Bu gidişi ve kendi izlemekte oldukları politikalarla olan doğrudan ilişkisini Erdoğan görmüyor olamaz. Bahçeli de. Erimeyi de görüyorlar şüphesiz.

“Haydi erken seçime” deyip Erdoğan’la Bahçeli’yi seçimi öne almaya ikna etme çabasının sonuç vermeyeceğiyse aşikar. Kim oturduğu koltuktan hele erkenden kalkmak ister? Hangi burjuva? Tersine, eskinin milliyetçi solcusu Barlas, durumdan vazife çıkarıp, suların derinliğini ölçmek için iskandil atıyor. CHP kapatılsınmış! Erdoğan da Bahçeli de oralı olmadı, ama “Neden olmasın” demekle kalmadıkları su götürmez. HDP kaç belediyeden atılmadı mı, kapatılmak için mahkemede değil mi? Bir de “Helalleşme ama tabii hukuki hesaplar da sorulacak” tartışmalarının pekiştirmekte olduğu zaten hiç akıllardan çıkmayan “Gidersek başımıza gelmeyen kalmaz” kaygılarını katın, kendilerini götürecek bir seçime kolayca razı olmayacakları bellidir. “Kapatma” ve faşizmi bir çözüm sayabilirler. Tepkileri ölçme işini Barlas üstlenmiş görünüyor. Hâlâ desteklemeye devam eden yaklaşık yüzde 30’la bir “huruç harekatı” mümkündür diyebilirler.

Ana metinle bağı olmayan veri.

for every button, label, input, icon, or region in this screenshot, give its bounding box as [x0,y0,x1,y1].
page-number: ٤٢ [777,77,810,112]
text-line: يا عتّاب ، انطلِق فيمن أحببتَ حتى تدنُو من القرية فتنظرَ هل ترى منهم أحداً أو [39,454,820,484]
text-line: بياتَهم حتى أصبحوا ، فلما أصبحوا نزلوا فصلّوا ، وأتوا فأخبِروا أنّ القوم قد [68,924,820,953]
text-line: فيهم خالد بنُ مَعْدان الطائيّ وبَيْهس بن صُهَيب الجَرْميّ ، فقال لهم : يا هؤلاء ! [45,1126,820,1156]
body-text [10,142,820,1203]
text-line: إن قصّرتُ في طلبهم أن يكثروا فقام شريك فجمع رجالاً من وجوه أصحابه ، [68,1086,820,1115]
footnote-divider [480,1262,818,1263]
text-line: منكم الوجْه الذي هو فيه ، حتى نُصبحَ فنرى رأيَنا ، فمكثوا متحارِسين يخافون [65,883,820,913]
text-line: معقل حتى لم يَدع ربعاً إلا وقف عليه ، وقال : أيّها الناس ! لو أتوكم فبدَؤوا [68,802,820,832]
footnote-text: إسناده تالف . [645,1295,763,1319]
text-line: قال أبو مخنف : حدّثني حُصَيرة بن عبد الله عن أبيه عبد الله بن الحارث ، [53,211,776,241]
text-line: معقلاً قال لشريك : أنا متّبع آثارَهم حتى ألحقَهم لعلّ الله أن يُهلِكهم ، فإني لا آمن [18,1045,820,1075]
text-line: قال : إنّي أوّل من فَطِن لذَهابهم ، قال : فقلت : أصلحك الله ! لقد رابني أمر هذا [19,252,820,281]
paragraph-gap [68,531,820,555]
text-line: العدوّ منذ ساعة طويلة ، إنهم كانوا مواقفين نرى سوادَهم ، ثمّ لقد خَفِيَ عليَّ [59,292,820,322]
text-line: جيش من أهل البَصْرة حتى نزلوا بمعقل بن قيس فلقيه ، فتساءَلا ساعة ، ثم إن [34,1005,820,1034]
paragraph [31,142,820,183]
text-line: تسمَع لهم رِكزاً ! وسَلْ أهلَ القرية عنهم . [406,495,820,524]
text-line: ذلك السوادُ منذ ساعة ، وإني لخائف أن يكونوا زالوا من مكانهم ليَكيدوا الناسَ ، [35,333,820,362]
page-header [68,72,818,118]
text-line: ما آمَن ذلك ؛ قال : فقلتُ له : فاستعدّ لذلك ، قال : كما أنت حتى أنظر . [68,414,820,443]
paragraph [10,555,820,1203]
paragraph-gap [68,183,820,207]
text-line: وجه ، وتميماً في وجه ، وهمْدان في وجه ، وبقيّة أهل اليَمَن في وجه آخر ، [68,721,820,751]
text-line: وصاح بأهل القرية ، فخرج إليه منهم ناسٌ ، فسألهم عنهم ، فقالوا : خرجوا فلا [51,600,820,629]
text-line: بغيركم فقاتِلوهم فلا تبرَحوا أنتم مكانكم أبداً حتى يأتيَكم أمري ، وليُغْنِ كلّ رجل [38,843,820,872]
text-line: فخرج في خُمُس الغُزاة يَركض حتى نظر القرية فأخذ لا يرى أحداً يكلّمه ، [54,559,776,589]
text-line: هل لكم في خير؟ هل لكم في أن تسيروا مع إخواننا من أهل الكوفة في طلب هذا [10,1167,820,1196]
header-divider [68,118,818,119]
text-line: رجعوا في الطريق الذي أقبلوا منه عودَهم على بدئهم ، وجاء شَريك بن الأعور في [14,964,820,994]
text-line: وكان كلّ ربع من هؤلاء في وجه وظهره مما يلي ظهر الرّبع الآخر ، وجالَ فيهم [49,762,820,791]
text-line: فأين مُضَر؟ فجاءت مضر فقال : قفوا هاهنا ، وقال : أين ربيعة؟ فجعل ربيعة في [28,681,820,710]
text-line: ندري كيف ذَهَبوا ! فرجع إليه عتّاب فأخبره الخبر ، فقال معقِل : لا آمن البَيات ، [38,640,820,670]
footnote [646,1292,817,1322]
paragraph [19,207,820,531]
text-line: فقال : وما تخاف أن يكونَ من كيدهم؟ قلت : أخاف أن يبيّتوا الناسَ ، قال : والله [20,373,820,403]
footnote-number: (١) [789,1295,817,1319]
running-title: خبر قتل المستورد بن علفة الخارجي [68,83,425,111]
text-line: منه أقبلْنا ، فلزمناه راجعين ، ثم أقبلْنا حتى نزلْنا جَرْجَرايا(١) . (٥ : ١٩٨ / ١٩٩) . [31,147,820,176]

O nedenle seçimi yok saymadan, öncelikle kuşatılmalılar. Bunu ancak halk yapabilir. O da şimdilik olanca zam ve zulme rağmen burjuva muhalefetin de katkısıyla henüz sessiz. Tüm muhalefet, sesinin ve mücadelesinin önünün açılmasına odaklanmalıdır.